The success of Deep Learning (DL ) algorithms in computer vision tasks have created an on-going demand of dedicated hardware architectures that could keep up with the their required computation and memory complexities. This task is particularly challenging when embedded smart camera platforms have constrained resources such as power consumption, Processing Element (PE ) and communication. This article describes a heterogeneous system embedding an FPGA and a GPU for executing CNN inference for computer vision applications. The built system addresses some challenges of embedded CNN such as task and data partitioning, and workload balancing. The selected heterogeneous platform embeds an Nvidia® Jetson TX2 for the CPU-GPU side and an Intel Altera® Cyclone10GX for the FPGA side interconnected by PCIe Gen2 with a MIPI-CSI camera for prototyping. This test environment will be used as a support for future work on a methodology for optimized model partitioning.
Introduction
Deep Learning techniques have become in the last decade the defacto choice for multiple domains, achieving a performance similar to that of a human or even outperforming it in popular and well known competitions. During this period of tremendous evolution with many ground-breaking modifications, it has been observed high accuracy in tasks such as classification, object tracking, feature selection or detection, segmentation, input generation or input reconstruction in multiple domains like: natural language processing and in vision domains, such as image processing and video analytics.
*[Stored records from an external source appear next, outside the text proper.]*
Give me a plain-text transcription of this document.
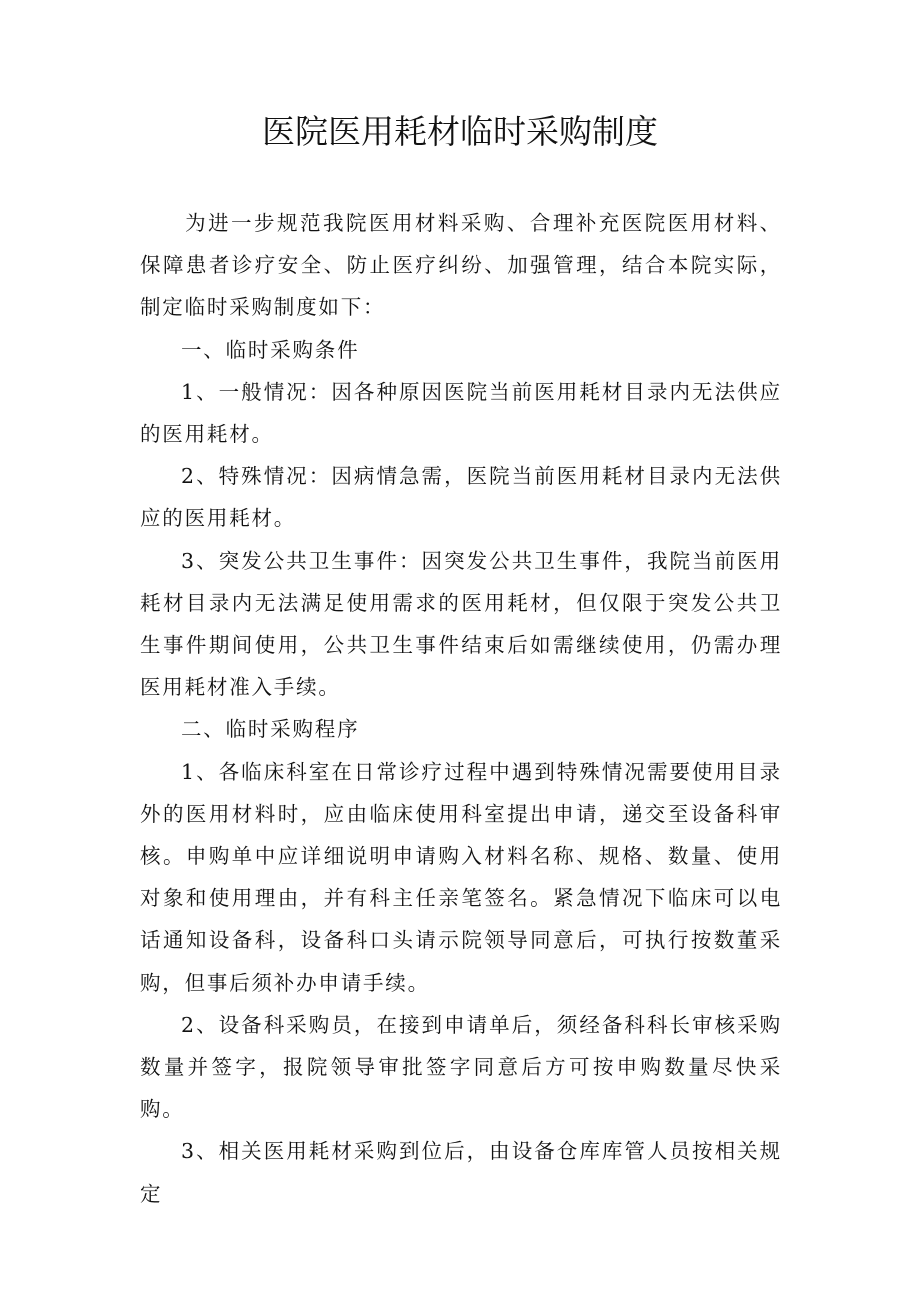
医院医用耗材临时采购制度

为进一步规范我院医用材料采购、合理补充医院医用材料、保障患者诊疗安全、防止医疗纠纷、加强管理，结合本院实际，制定临时采购制度如下：

一、临时采购条件

1、一般情况：因各种原因医院当前医用耗材目录内无法供应的医用耗材。

2、特殊情况：因病情急需，医院当前医用耗材目录内无法供应的医用耗材。

3、突发公共卫生事件：因突发公共卫生事件，我院当前医用耗材目录内无法满足使用需求的医用耗材，但仅限于突发公共卫生事件期间使用，公共卫生事件结束后如需继续使用，仍需办理医用耗材准入手续。

二、临时采购程序

1、各临床科室在日常诊疗过程中遇到特殊情况需要使用目录外的医用材料时，应由临床使用科室提出申请，递交至设备科审核。申购单中应详细说明申请购入材料名称、规格、数量、使用对象和使用理由，并有科主任亲笔签名。紧急情况下临床可以电话通知设备科，设备科口头请示院领导同意后，可执行按数董采购，但事后须补办申请手续。

2、设备科采购员，在接到申请单后，须经备科科长审核采购数量并签字，报院领导审批签字同意后方可按申购数量尽快采购。

3、相关医用耗材采购到位后，由设备仓库库管人员按相关规定
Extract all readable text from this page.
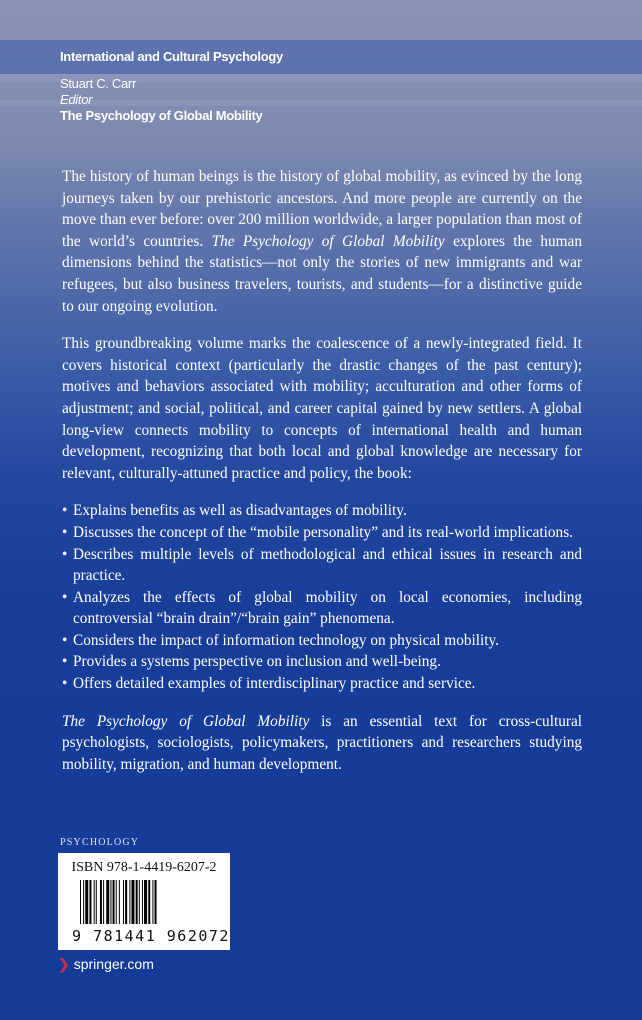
International and Cultural Psychology
Stuart C. Carr
Editor
The Psychology of Global Mobility

The history of human beings is the history of global mobility, as evinced by the long journeys taken by our prehistoric ancestors. And more people are currently on the move than ever before: over 200 million worldwide, a larger population than most of the world’s countries. The Psychology of Global Mobility explores the human dimensions behind the statistics—not only the stories of new immigrants and war refugees, but also business travelers, tourists, and students—for a distinctive guide to our ongoing evolution.

This groundbreaking volume marks the coalescence of a newly-integrated field. It covers historical context (particularly the drastic changes of the past century); motives and behaviors associated with mobility; acculturation and other forms of adjustment; and social, political, and career capital gained by new settlers. A global long-view connects mobility to concepts of international health and human development, recognizing that both local and global knowledge are necessary for relevant, culturally-attuned practice and policy, the book:

• Explains benefits as well as disadvantages of mobility.
• Discusses the concept of the “mobile personality” and its real-world implications.
• Describes multiple levels of methodological and ethical issues in research and practice.
• Analyzes the effects of global mobility on local economies, including controversial “brain drain”/“brain gain” phenomena.
• Considers the impact of information technology on physical mobility.
• Provides a systems perspective on inclusion and well-being.
• Offers detailed examples of interdisciplinary practice and service.

The Psychology of Global Mobility is an essential text for cross-cultural psychologists, sociologists, policymakers, practitioners and researchers studying mobility, migration, and human development.

PSYCHOLOGY
ISBN 978-1-4419-6207-2
9 781441 962072
❯ springer.com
Heterogeneous computing comprises sequential and parallel mapping of a certain application or subtask to the best available individual device on a system. It offers the optimal solution to these algorithmic applications given an evaluation function. These individual set of devices usually individually referred as Processing Elements (PEs) or nodes make it possible to specialize processors to the target application. Such capacity is at the heart of recent gains in terms of system energy efficiency by exploiting applications properties (e.g. data or compute intensiveness) to occupy processing facilities at their maximum. Based on the differences between systems architectures, the level and form of heterogeneity can be formalized to describe a device and its processing capabilities. What complicates the creation of such a formalization is that while each PE has individual resources, they never work in complete isolation from one another since some sort of interconnection establishes communication between them. The main types of embedded processing elements available today are: CPUs, GPUs, FP-GAs or ASICs. Contrary to CPUs-GPUs and CPUs-FPGAs couplings flourishing in products, the couple GPU-FPGA has not been much tested for its capacity to solve computational problems.
Related work
Heterogeneous computing has been a well researched domain for several decades where multiples non-von Neumann architectures started to aggregated and to exhibit great results specially on parallel programmable tasks [1] . However, like any novel hardware architecture proposal, heterogeneous platforms must overcome multiple challenges. One of the most known is the speed of interchip communication channels typically orders of magnitude lower than internal data accesses. Bittner et al. [2] and Thoma et al. [3] address this challenge by measuring throughput and latency as computation-to-communication ratio and establishing a direct communication between devices. In the area of embedded GPU-FPGA heterogeneous systems, Mohammad et al. [4] use a similar architecture with an Nvidia Jetson TX1 SoM with a Xilinx ZCU102 tested on multiple task such as histogram algorithm, dense and DOI: 10.1145/3349801.3357136 sparse matrix-vector multiplication, but not tested on deep learning tasks. Yuexuan et al. [5] also propose an architecture, but with an Nvidia Jetson TX2 SoM coupled with a Xilinx Nexys A7-100T, using a CNN for performance testing but with a UART interconnection interface, causing an overhead in the tensor transfer.
Early testing and results
Our proposed architecture consists of an Nvidia Jetson TX2 SoM as CPU-GPU system and a Intel Cyclone10GX FPGA. As the theoretical computation of each device is known, multiple sub-tasks or sub-data partitions must be empirically evaluated individually on each device. Multiple setups for communications must be also measured. The first approach consists in evaluating the communication between the devices, since multiple feature tensors have to be continuously transmitted. Figure 1 shows the communication throughput in GB/s per tensor size in KB of examples of CNN mappings on a CPU-GPU mapping and a GPU-FPGA mapping. As previously discussed, the device communication is orders magnitude slower than internal transfer on devices on the same die, i.e. CPU-GPU. Notice that techniques, such as, zero-copy can increase throughput, since data redundancy is avoided, taking advantage on shared memory. We chose YOLOv2 [6] as an example of a large CNN workload where each layer is considered a subset of the total workload with an intrinsic set of resources and computation, usually defined as a partition. For this CNN model, as shown in Figure 2 , the partitioning is not balanced since each layer has a exponentially reduced number of features when progressing along layers. This means that deeper layers could be easily handled for devices with memory constrains, but the gain in computation time should be hidden by communication time. A high computation-to-communication ratio is a necessary (but not sufficient) condition for having speedups on complex heterogeneous platforms. For increasing the computationto-communication ratio, it is necessary to create large clusters of processing and reduce their data dependencies. Figure 3 shows a setup taking advantage of shallower layers on the CPU-GPU side, since the GPU memory is not as constrained as in the FPGA. 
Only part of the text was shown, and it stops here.